Jiwa manusia hanya berada pada dua kondisi, yaitu Keselamatan dan Musibah. Bila jiwa tertimpa musibah, ia akan gelisah, mengeluh, penuh benci, berpaling, berprasangka buruk kepada Allah, tidak bersabar, tidak ridha, dan tidak berjalan sesuai ajaran-Nya dan Nabi-Nya. Bahkan, menjadi tidak santun, syirik kepada Allah, dan bergantung pada sebab.

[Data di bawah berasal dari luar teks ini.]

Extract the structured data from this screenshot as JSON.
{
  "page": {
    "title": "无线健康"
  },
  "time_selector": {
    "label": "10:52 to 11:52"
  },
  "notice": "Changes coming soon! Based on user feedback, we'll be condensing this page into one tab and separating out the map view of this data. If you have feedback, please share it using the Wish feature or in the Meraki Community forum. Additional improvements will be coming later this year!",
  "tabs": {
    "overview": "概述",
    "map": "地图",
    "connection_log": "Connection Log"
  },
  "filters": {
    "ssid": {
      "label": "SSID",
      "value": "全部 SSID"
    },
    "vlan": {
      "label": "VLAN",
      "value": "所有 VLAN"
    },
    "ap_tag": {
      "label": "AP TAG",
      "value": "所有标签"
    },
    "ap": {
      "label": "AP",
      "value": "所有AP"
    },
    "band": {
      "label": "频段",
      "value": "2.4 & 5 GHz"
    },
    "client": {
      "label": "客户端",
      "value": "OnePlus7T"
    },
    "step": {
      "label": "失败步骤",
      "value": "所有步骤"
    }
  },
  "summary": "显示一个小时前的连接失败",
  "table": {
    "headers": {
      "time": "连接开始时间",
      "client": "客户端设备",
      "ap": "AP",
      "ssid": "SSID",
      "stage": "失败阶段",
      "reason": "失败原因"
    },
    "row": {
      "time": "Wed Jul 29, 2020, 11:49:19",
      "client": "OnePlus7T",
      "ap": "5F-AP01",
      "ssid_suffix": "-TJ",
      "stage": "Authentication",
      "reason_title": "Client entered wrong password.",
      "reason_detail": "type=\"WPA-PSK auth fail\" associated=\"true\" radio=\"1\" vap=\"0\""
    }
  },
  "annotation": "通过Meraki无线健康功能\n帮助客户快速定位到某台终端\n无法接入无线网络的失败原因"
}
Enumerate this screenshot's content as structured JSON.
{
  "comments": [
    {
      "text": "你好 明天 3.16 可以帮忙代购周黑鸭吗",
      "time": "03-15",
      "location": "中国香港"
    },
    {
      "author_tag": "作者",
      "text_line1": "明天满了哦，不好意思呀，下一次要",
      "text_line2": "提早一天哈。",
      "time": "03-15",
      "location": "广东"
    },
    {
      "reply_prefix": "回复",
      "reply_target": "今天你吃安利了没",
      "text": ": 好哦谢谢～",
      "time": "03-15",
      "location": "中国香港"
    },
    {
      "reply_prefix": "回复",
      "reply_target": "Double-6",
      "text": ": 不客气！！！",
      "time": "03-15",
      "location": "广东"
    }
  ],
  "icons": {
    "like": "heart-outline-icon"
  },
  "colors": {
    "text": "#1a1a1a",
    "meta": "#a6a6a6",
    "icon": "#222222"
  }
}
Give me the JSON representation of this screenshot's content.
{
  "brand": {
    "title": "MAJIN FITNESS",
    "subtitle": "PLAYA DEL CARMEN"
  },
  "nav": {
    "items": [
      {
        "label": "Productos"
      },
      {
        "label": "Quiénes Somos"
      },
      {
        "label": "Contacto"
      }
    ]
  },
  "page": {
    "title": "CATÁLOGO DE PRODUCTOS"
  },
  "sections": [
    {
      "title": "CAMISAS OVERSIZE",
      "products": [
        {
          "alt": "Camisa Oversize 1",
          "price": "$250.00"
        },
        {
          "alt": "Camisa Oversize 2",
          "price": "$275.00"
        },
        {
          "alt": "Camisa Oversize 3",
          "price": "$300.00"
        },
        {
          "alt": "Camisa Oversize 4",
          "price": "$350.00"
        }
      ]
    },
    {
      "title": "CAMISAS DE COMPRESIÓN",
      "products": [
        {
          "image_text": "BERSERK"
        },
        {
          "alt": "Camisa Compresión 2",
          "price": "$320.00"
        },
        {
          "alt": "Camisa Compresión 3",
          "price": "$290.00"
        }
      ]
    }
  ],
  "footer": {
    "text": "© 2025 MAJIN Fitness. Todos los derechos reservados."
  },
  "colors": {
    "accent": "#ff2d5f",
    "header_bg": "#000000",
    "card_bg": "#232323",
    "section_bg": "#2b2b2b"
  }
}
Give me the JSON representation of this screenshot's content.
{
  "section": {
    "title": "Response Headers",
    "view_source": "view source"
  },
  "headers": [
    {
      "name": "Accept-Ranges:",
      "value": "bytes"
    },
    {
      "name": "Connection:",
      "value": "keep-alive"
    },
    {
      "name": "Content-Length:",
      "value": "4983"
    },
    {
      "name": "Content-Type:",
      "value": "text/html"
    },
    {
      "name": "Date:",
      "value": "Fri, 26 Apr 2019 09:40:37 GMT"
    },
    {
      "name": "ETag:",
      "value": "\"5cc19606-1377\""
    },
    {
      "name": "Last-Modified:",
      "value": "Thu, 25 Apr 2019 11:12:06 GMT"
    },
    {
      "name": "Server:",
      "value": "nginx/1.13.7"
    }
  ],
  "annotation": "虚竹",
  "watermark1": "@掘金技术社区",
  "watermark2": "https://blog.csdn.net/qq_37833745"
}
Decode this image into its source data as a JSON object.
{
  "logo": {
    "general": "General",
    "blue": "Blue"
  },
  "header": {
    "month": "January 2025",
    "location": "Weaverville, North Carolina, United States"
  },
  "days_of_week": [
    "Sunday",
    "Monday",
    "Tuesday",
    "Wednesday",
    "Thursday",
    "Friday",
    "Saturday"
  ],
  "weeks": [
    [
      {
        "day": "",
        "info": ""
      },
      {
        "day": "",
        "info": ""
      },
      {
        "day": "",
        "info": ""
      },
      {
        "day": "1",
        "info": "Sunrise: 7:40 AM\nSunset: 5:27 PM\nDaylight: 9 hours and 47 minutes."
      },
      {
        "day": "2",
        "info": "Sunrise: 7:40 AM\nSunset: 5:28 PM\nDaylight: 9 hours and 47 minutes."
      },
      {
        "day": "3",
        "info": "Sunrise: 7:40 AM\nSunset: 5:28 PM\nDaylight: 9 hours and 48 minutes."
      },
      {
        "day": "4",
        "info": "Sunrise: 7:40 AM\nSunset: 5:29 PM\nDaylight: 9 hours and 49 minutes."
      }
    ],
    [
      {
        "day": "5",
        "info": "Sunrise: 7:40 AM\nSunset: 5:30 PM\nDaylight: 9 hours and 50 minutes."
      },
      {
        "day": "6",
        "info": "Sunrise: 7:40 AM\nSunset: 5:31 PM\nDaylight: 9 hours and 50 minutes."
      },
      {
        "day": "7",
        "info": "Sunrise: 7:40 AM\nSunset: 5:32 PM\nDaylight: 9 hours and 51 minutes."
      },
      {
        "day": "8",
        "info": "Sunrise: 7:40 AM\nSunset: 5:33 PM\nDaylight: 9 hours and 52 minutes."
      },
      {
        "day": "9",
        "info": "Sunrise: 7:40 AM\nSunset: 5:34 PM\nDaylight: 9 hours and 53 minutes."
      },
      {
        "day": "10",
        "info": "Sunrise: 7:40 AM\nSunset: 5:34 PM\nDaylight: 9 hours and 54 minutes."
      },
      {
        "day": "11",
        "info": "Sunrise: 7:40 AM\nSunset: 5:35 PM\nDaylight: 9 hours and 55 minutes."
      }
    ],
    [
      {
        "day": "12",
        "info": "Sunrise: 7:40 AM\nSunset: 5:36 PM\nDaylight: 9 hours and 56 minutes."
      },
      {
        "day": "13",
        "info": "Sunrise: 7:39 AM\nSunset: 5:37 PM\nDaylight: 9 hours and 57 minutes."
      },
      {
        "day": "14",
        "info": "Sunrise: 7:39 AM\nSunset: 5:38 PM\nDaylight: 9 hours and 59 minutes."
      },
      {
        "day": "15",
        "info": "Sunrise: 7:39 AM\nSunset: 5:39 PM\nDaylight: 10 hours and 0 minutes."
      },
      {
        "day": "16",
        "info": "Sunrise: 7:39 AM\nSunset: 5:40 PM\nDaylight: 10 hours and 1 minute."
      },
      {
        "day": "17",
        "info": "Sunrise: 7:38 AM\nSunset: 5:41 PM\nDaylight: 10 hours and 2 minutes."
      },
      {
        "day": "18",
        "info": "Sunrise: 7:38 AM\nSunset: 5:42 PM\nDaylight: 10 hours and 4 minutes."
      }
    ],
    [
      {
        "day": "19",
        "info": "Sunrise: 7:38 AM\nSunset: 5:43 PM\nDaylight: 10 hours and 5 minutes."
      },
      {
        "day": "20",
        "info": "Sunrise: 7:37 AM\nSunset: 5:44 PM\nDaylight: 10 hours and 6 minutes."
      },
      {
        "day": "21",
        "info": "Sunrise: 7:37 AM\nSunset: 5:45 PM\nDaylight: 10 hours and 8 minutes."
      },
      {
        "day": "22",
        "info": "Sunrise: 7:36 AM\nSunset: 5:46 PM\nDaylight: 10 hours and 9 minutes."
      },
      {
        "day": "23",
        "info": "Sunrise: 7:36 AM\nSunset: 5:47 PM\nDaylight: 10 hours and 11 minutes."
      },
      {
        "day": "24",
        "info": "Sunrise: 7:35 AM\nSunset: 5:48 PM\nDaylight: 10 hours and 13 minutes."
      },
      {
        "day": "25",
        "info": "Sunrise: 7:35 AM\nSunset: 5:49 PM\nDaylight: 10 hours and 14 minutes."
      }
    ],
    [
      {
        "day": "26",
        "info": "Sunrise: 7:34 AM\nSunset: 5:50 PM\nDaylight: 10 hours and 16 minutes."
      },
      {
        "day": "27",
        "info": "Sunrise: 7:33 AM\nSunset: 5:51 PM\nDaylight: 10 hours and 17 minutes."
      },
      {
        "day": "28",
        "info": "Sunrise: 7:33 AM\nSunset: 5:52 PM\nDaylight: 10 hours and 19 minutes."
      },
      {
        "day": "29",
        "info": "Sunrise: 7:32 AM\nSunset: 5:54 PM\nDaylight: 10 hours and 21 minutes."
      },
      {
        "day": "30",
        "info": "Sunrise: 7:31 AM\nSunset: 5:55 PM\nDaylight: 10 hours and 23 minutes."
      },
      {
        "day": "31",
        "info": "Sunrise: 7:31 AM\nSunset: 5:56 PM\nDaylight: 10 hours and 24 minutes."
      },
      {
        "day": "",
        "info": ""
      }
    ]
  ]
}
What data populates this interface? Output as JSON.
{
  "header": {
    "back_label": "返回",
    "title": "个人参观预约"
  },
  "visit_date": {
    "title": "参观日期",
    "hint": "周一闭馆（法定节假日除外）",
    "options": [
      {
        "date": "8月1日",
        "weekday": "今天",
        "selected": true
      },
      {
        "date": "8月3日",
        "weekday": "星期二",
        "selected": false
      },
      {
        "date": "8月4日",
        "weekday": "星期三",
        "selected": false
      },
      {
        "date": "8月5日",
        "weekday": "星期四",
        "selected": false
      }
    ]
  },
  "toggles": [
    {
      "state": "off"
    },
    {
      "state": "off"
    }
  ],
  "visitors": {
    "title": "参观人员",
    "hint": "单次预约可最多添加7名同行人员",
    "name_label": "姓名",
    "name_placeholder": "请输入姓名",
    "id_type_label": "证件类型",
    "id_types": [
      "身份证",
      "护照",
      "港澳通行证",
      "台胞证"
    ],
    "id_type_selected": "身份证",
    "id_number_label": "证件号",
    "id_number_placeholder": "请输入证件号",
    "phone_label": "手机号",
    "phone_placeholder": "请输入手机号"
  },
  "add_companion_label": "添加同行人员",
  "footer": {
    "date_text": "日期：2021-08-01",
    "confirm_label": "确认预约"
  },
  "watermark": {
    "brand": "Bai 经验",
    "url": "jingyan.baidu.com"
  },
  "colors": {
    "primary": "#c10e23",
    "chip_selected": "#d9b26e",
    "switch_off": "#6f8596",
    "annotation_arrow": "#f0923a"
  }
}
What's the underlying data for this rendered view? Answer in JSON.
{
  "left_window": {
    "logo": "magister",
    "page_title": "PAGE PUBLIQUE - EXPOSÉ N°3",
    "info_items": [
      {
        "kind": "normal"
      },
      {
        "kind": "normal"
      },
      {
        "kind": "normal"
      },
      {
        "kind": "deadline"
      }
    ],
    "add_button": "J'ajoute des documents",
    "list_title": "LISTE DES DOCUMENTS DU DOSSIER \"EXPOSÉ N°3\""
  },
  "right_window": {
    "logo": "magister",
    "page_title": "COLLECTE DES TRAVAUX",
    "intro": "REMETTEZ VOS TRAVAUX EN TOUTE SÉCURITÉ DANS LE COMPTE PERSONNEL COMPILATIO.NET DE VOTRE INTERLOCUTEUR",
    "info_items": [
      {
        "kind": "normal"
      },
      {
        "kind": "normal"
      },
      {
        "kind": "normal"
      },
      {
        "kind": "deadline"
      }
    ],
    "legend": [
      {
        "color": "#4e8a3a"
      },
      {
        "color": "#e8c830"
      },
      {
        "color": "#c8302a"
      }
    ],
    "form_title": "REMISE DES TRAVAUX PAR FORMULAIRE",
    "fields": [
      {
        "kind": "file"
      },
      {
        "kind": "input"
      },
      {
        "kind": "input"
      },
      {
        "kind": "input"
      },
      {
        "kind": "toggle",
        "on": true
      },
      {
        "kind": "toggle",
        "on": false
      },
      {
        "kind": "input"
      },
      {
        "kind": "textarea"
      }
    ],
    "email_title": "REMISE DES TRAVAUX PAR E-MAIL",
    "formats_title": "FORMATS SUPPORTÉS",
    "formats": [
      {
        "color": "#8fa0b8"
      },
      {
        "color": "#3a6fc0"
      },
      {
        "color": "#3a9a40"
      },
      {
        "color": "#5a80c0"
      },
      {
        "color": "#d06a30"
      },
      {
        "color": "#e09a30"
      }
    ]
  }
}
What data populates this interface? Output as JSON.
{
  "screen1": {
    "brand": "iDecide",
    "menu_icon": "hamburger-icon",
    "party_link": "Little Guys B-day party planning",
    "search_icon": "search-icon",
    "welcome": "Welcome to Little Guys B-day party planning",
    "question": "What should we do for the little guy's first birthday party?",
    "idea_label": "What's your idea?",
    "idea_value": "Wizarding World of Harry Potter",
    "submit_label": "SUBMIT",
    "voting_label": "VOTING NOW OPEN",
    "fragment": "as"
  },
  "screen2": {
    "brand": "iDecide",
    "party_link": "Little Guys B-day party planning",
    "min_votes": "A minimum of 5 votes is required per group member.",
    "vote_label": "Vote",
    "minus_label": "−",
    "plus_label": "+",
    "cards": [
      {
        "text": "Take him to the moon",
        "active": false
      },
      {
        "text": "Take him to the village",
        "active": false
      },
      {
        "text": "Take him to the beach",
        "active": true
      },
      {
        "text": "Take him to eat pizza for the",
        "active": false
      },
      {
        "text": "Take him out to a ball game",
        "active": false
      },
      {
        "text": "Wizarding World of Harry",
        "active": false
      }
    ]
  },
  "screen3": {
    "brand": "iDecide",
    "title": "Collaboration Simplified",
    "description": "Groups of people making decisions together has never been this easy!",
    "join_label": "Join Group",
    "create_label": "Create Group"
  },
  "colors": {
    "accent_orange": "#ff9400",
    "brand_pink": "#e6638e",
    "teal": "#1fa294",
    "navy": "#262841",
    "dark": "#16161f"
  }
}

Bila jiwa dalam kondisi sehat, ia akan tamak, ingkar, dan menuruti syahwat dan kenikmatan. Bila suatu syahwat meliputi jiwa ini, ia akan mencari syahwat lainnya. Bagi jiwa yang sehat, nikmat makanan, minuman, pakaian, wanita, dan kendaraan hanya bernilai rendah. Setiap kenikmatan itu bernilai rendah dan penuh kekurangan. Jiwa ini akan mencari kenikmatan termulia dan tertinggi yang belum terbagi dan membiarkan kenikmatan rendahan yang sudah terbagi.
                Karena itu, Jiwa ini mau mengarungi derasnya air bah dan mengarungi segala hambatan meski harus merasakan lelah yang tak berkesudahan dan tiada akhir di dunia ini, Bahkan hingga akhirat. Bila jiwa ini tertimpa musibah, ia hanya mengharapkan dapat mengetahui rahasia di balik musibah itu, melupakan segala kenikmatan, keinginan, dan kelezatan. Ia tidak meminta apa pun dari dunia.
                Namun, Setelah musibah itu pergi, ia kembali ceroboh, tamak, angkuh, dan enggan taat kepada Tuhannya. Bahkan terjerembab ke dalam kemaksiatan, melupakan musibah dan malapetaka yang pernah dialaminya serta pertolongan Allah SWT kepadanya dari celaka. Seandainya jiwa ini bersikap santun ketika rahasia musibah tersingkap, tetap taat, bersyukur, dan ridha dengan pemberian-Nya, niscaya itu lebih baik baginya di dunia maupun di akhirat. Dengan itu, Jiwa ini akan mendapatkan tambahan nikmat, kesehatan, dan keridhaan Allah.
                Oleh karena itu, Siapa saja menginginkan keselamatan dunia dan akhirat, Dia harus bersabar, ridha, tidak mengeluh kepada mahkluk, mengadukan segala kebutuhan kepada Allah, senantiasa taat, menanti kemudahan dari-Nya serta tetap tertuju kepada-Nya. Sebab Allah adalah yang terbaik dari selain-Nya dan dari seluruh mahkluk-Nya. Penahanan-Nya adalah Anugerah. Siksaan-Nya adalah Nikmat-Nya. Ujian-Nya adalah Obat-Nya. Janji-Nya adalah Pemenuhan-Nya. Firman-Nya adalah Perbuatan-Nya. Semua perbuatan-Nya pasti baik, bijak, dan mengandung maslahat. Karena Dia yang mengetahui kemaslahatan para hamba-Nya, dan hanya Dia yang tahu.
                Intinya, Sikap yang paling utama dan paling layak adalah ridha, berserah diri, dan hanya menghambakan diri dengan cara menjalankan perintah, meninggalkan larangan, dan menerima takdir-Nya. Tidak perlu bertanya mengapa, bagaimana, dan kapan.